AG investigating IP 31 signature gathering
SALEM — The Oregon Attorney General's Office has opened a criminal investigation into signature gathering practices for Initiative Petition 31.
The investigation is unlikely to interfere with that measure going before voters in November, however, according to the state elections division.
IP 31 would amend the state's constitution to mandate stricter voting requirements for the Legislature to pass certain tax measures.
Our Oregon, a progressive political coalition, and Connea Derber, a former paid circulator for Ballot Access LLC, allege that while she was working for the company she was paid below minimum wage, that another circulator improperly attested signature sheets that Derber collected and that Derber was allowed to circulate a petition without being properly registered.
Ballot Access' owner, Lee Vasche, denies those allegations and says they are politically motivated.
Our Oregon and Derber filed its complaint Monday with the Secretary of State's Office and the Bureau of Labor and Industries.
The next day, the Secretary of State's Elections Division Director Steve Trout asked the attorney general to investigate whether elections law violations occurred by "circulators, and/or others, including the circulating company employing certain of the subjects," according to a July 3 letter provided to the EO/Pamplin Capital Bureau by the Department of Justice.
It's not clear when the DOJ investigation will be complete.
Once the DOJ investigates and reaches a conclusion on the criminal investigation, the Secretary of State's Office will look into possible civil violations.
It's unlikely that the investigation could prevent IP 31 from going before voters in November, though, Trout says.
If the AG finds criminal wrongdoing, and if someone believes that means the measure shouldn't be on the ballot, they could challenge it in Marion County Circuit Court.
Trout said that while allegations are common in the initiative petition process, he has not seen a court intervene in an initiative petition getting to the ballot.
"I've never seen a court step in and change things," Trout said.
Additionally, the election is in just four months. The state and counties must move swiftly to prepare voting materials.
The petition would still have sufficient signatures to make it to the ballot even if the signatures questioned by the complaint were taken out, Trout said.
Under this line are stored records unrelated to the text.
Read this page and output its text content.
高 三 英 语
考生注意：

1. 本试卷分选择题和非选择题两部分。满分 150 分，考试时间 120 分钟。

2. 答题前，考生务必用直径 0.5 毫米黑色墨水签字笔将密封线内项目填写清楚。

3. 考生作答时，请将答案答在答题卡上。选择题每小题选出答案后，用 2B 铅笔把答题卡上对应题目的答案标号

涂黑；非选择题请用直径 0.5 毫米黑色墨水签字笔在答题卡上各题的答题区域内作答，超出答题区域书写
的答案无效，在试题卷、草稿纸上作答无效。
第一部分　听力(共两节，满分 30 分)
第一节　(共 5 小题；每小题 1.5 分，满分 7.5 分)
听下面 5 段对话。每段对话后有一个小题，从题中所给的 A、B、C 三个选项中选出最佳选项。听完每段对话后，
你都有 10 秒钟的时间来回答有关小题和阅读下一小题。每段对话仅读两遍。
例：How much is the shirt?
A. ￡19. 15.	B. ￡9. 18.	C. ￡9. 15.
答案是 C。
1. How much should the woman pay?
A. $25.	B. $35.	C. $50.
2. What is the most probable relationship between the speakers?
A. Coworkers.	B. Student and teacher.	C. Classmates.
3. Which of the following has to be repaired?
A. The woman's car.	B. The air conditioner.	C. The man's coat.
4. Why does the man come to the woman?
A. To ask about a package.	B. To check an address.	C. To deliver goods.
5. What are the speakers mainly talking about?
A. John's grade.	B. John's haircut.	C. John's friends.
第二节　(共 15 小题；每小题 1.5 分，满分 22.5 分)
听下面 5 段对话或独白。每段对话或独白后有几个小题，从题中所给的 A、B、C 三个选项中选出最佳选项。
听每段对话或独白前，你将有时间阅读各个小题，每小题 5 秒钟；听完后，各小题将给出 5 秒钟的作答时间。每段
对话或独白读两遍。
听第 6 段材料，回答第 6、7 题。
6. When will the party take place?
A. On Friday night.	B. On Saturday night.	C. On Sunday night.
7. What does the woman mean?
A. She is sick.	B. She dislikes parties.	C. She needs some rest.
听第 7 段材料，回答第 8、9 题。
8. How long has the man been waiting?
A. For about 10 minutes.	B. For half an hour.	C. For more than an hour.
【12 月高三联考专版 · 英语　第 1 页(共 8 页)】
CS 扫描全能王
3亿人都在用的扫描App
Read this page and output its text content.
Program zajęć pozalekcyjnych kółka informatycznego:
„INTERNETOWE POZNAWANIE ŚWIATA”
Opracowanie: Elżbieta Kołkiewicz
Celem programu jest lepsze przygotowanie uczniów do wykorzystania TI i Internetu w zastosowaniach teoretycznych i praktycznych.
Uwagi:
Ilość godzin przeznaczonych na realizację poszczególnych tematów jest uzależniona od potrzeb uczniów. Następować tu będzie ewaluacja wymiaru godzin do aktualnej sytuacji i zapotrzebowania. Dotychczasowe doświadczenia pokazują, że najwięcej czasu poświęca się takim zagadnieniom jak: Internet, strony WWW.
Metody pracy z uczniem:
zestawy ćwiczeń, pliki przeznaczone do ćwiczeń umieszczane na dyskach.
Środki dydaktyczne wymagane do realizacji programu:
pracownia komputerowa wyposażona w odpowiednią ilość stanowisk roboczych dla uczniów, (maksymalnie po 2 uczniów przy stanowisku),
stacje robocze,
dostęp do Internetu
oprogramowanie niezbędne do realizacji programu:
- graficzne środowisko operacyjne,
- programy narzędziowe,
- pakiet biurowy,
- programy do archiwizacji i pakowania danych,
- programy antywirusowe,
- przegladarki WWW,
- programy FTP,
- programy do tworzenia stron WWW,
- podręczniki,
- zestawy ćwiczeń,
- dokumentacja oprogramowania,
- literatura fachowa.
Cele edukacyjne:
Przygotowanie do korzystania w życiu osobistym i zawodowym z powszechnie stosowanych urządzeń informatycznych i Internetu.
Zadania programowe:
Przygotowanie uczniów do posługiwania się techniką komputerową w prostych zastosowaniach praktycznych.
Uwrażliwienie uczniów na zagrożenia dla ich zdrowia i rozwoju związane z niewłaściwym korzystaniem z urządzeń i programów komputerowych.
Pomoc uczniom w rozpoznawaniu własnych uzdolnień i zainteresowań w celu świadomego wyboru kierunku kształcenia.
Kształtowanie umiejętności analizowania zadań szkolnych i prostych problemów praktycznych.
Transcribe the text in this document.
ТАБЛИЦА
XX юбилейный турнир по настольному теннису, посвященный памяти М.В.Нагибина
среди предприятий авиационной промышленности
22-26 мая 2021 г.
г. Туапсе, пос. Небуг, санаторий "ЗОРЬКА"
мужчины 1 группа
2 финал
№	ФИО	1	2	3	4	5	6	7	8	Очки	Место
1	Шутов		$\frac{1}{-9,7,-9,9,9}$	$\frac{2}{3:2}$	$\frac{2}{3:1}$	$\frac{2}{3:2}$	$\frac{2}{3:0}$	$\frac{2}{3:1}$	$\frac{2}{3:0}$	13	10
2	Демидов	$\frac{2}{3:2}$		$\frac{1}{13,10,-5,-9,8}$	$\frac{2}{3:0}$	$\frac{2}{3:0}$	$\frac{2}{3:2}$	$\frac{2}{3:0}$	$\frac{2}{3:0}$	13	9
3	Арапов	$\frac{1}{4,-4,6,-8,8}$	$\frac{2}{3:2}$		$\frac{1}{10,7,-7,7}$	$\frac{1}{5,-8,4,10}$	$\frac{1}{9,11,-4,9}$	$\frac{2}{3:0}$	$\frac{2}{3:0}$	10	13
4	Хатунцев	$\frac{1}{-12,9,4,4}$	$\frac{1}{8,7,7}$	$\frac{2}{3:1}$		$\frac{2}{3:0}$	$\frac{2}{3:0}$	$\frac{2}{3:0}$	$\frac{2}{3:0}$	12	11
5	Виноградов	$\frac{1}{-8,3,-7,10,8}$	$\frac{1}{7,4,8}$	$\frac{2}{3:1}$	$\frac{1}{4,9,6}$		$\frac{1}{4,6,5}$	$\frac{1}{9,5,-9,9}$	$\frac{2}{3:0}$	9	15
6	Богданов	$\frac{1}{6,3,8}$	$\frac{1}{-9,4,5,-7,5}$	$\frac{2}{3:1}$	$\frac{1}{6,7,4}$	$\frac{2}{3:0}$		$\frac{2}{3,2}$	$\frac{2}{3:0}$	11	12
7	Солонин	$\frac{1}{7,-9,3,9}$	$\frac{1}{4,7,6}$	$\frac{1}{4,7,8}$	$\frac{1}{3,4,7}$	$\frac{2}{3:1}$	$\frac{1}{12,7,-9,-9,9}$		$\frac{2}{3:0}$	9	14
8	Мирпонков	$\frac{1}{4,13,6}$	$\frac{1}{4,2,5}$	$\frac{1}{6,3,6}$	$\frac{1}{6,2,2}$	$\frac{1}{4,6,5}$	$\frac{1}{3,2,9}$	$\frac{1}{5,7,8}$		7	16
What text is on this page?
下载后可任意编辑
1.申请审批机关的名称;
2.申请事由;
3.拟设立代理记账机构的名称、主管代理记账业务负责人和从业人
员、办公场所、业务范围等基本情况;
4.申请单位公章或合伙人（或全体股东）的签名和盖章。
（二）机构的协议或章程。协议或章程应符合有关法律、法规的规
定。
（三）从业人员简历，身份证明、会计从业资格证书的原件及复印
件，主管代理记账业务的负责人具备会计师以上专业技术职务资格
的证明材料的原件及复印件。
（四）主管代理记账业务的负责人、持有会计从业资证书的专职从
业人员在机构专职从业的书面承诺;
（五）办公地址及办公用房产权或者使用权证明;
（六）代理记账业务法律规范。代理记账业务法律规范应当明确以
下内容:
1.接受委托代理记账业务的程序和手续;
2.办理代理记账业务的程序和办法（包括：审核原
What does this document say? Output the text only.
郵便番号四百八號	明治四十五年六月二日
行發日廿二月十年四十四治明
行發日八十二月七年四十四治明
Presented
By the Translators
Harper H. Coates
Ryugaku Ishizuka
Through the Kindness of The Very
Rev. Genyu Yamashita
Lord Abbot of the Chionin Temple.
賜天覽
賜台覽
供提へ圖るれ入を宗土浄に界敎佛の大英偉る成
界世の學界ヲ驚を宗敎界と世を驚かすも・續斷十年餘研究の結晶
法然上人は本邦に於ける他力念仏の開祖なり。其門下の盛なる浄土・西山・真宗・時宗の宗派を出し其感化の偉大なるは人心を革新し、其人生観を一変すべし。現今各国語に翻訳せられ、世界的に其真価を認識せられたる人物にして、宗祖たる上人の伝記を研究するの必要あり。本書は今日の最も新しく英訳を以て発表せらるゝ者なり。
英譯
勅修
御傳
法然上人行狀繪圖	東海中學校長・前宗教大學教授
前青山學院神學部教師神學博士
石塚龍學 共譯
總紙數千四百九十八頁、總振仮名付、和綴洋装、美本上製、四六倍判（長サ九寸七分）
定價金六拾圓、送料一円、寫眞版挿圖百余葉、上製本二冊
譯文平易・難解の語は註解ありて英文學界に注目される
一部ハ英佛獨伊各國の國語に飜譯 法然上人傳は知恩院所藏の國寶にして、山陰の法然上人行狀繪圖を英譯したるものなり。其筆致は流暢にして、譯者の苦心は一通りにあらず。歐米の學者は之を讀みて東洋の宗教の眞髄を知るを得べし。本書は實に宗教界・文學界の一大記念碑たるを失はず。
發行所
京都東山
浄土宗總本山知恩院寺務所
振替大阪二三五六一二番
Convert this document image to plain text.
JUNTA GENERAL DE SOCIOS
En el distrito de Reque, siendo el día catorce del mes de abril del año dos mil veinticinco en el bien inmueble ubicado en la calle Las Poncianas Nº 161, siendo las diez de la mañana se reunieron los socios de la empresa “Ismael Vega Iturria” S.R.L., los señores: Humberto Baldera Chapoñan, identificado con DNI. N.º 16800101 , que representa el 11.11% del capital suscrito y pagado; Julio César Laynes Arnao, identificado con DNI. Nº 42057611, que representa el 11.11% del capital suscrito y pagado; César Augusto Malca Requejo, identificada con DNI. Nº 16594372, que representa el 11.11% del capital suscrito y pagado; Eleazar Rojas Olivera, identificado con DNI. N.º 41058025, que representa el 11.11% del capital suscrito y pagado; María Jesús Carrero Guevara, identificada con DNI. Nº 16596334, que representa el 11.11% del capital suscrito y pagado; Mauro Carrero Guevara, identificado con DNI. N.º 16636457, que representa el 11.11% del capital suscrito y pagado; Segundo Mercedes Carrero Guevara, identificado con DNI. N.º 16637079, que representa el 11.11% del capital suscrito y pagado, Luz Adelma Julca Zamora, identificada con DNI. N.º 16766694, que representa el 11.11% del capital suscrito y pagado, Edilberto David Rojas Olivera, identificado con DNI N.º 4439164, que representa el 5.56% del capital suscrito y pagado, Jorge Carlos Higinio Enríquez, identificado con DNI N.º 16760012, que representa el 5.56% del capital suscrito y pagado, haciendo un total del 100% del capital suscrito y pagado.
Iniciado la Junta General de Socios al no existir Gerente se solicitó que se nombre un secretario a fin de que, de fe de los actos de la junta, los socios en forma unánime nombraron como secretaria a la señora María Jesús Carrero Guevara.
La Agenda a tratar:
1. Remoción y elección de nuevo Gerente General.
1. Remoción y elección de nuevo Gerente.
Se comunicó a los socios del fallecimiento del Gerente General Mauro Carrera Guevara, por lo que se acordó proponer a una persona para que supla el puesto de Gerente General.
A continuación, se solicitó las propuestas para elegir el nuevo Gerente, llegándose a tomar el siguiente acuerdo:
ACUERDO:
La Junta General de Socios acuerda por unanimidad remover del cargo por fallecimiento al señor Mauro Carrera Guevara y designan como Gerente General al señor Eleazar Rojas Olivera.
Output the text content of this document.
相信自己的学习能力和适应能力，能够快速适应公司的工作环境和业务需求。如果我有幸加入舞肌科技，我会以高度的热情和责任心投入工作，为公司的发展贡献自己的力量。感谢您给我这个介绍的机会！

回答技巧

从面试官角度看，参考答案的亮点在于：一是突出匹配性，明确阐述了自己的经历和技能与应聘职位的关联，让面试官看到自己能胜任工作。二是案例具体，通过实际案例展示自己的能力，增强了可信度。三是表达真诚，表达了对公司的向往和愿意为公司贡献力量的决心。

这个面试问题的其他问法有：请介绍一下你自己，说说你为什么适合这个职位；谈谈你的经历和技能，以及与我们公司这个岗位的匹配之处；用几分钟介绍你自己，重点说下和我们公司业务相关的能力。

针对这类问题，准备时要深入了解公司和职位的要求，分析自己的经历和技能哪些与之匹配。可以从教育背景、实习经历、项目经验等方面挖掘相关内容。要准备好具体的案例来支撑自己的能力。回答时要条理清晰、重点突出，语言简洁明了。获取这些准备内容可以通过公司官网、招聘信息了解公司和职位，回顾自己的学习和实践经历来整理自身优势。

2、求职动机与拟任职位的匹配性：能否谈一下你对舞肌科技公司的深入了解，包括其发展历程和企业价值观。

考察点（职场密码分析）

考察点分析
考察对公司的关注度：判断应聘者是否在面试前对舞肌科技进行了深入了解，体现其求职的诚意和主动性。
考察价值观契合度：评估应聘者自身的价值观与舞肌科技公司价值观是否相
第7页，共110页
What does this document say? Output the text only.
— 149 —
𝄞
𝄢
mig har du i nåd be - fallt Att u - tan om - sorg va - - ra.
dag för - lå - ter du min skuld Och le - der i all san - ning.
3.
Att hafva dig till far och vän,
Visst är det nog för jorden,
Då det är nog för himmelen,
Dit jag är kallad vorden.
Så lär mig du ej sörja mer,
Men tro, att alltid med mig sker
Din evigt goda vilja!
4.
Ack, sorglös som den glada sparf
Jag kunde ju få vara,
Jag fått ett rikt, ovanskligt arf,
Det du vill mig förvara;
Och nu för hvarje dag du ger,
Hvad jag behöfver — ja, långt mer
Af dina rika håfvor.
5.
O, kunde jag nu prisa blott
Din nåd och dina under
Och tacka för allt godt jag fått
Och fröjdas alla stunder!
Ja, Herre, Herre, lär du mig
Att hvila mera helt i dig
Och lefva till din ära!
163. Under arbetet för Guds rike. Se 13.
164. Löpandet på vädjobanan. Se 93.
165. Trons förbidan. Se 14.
The measure needed 117,578 valid signatures, and petitioners turned in what the secretary of state deemed were 124,428 valid signatures, according to the Secretary of State's Office.
"Let's let the administration of justice take its course," Trout said. "Let's make sure that the attorney general gathers the appropriate information, that both sides get to tell their side and that the legal process protects both parties and that we get to the truth."
Derber, who filed the complaint, alleges that another Ballot Access circulator, Ancie Mendez, paid her $10 per hour to collect signatures on IP 31. Derber also claims that Mendez would sign off on sheets that Derber collected. Mendez could not be immediately reached for comment late Friday.
Ballot Access Operations Manager Susan Mays told the EO/Pamplin Capital Bureau on Tuesday that Mendez had an "exemplary record." Mendez is no longer working for Ballot Access because they are currently not gathering signatures, Mays said.
Vasche, Ballot Access' owner, maintains that Derber was told by the company that she could not circulate petitions until she was registered to do so. He says she was registered to circulate the petitions June 5 and that she was paid $45 per hour.
"This situation ... has nothing to do with our company," Vasche said Thursday. "It is between these two women who had an arrangement between themselves that we did not authorize and never would have authorized."
After working on collecting signatures for IP 31, Derber then collected petition signatures for Fieldworks, a company paid to circulate IP 25, a corporate tax transparency measure supported by union groups, according to a spokeswoman for Our Oregon. Supporters of that measure withdrew their efforts this week.